Driving the global spread of renewable solar energy, French company S’Tile is developing an innovative solar cell, saving on manufacturing costs and enhancing performance compared to conventional designs. Known as the i-Cell, this device consists of four thin subcells interconnected in series on an integrated silicon substrate. Through use of a low-cost sintered silicon support, this saves on precious materials and leads to cost savings of 30%, while the subcell format reduces electrical resistive losses. 

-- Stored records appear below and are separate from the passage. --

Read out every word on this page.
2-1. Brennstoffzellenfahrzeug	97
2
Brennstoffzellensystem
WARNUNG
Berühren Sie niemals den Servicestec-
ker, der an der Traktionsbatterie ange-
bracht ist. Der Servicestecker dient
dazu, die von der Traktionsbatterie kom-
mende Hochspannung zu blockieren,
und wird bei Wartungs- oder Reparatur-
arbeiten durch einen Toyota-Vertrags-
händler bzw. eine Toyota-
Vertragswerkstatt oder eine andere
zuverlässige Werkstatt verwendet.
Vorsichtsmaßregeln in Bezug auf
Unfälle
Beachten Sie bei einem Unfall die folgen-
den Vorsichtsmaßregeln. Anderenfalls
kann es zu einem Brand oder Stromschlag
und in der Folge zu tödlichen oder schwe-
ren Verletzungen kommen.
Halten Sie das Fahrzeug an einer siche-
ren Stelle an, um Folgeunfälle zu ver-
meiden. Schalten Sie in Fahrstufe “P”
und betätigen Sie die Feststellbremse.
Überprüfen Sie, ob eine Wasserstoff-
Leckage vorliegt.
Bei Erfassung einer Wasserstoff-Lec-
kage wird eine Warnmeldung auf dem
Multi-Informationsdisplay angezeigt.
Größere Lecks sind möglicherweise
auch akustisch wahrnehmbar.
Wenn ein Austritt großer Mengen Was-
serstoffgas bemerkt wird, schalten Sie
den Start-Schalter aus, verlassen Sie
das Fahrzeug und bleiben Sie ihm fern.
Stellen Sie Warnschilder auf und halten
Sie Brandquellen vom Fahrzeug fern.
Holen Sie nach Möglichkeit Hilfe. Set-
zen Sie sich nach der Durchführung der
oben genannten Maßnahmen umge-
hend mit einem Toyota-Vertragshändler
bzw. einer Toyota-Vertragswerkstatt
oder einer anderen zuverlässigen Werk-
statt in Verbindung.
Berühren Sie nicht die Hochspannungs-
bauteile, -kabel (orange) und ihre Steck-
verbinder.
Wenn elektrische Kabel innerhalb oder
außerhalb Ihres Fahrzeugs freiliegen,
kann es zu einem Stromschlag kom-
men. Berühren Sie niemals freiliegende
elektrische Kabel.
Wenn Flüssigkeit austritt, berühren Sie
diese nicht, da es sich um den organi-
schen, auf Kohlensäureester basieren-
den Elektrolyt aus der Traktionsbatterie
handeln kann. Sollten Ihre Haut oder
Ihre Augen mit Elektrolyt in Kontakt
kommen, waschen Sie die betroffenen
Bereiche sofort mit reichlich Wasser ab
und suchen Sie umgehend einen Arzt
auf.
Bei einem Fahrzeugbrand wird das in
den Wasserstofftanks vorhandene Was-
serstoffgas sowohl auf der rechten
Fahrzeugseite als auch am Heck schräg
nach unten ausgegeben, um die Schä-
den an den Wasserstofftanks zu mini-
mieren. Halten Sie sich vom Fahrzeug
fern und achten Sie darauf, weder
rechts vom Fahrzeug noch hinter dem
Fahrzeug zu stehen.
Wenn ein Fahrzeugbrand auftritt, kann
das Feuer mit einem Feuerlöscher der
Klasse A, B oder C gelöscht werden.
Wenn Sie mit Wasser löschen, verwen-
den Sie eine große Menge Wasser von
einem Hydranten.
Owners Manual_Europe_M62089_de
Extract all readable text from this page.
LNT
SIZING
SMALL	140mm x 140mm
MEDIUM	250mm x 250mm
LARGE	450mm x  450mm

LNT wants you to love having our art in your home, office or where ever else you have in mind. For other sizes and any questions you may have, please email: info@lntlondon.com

Sustainable energy sources are set to contribute increasingly toward our ever-growing global demands. However, solar cell construction is expensive, demanding energy-hungry manufacturing procedures and precious materials. Minimizing the consumption of these materials therefore drives down costs while lessening environmental impact, breaking down the barriers to the widespread generation of unlimited clean, green, solar energy.

Teaming up with Olympus, the company has used high-resolution digital light microscopy with the Olympus DSX500, and LEXT OLS4100 confocal laser scanning microscope for a new way to investigate the solar cell.

This new generation of digital light microscope merges sophisticated imaging techniques with a user-friendly interface, enabling S’Tile engineers to quickly and efficiently inspect a range of features, from porosity to surface texture in unprecedented detail. Engineer at S’Tile, Francois Chancerel discusses how digital light microscopy has been instrumental in facilitating the optimization of fabrication processes central to enhancing S’Tile’s proprietary solar cell design – the i-Cell.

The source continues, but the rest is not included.